The uncertainties and risks implied by developments abroad were then discussed. Tomáš Holub said that some global uncertainties, specifically the manner of the UK’s exit from the EU and the uncertainty regarding the post-election situation in the United States, had decreased. According to Marek Mora, however, the USA’s trade relations with the EU and China had not improved significantly so far. Trade between the UK and the EU was likewise faltering despite the Brexit deal. Jiří Rusnok added that although some uncertainties were clearing, new ones were emerging and old problems persisted. He expressed concerns about the persisting structural problems in Europe and the future course of international relations. In his view, there was also uncertainty stemming from the upcoming elections in the Czech Republic and Germany. In this context, Marek Mora expressed concern about the pandemic crisis spilling over to long-term problems in the euro area financial sector.

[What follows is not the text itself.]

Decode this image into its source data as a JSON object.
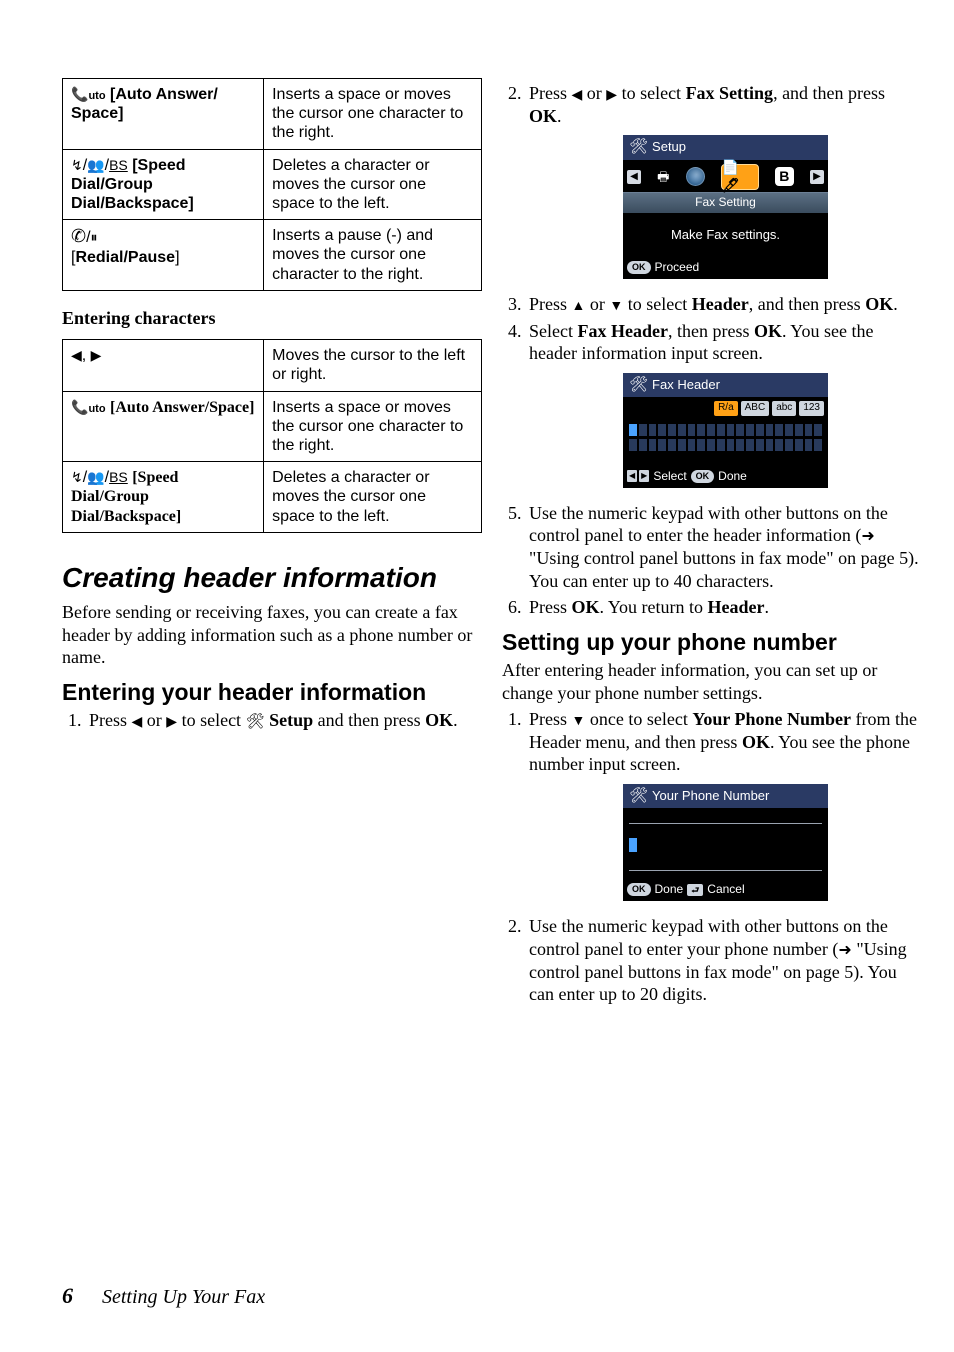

There was a consensus that the current monetary policy stance was consistent with the current needs of the Czech economy. The Board said that the risk of deflation and the related likelihood of using unconventional monetary policy instruments had decreased and that the next monetary policy action would most likely be an interest rate hike. Jiří Rusnok said that the baseline scenario of the new forecast was logical and in line with majority market expectations that herd immunity would gradually be achieved either naturally or through vaccination. On the other hand, it was repeatedly said that there was a need to be cautious in tightening monetary policy. Vojtěch Benda and Tomáš Holub said that the recent appreciation of the koruna and rise in long-term interest rates had already generated part of the monetary tightening assumed by the forecast. In this context, Tomáš Nidetzký and Oldřich Dědek expressed concern about whether this observed tightening was premature, caused to some extent by the publication of the November macroeconomic forecast. Marek Mora said that the timing of the start of monetary policy normalisation – in a period of continued extreme uncertainty in many areas – was an important question. Vojtěch Benda and Tomáš Holub said that there was a real chance of commencing the normalisation of interest rates this year, but they also expressed concern about making the mistake of tightening monetary policy too soon. Aleš Michl said that interest rates should only go up after the pandemic had been brought under control. He still saw risks in both directions – a risk of deflation and a risk of bubbles in asset markets.

At the close of the meeting the Board decided unanimously to leave interest rates unchanged. The two-week repo rate remains at 0.25%, the discount rate at 0.05% and the Lombard rate at 1%.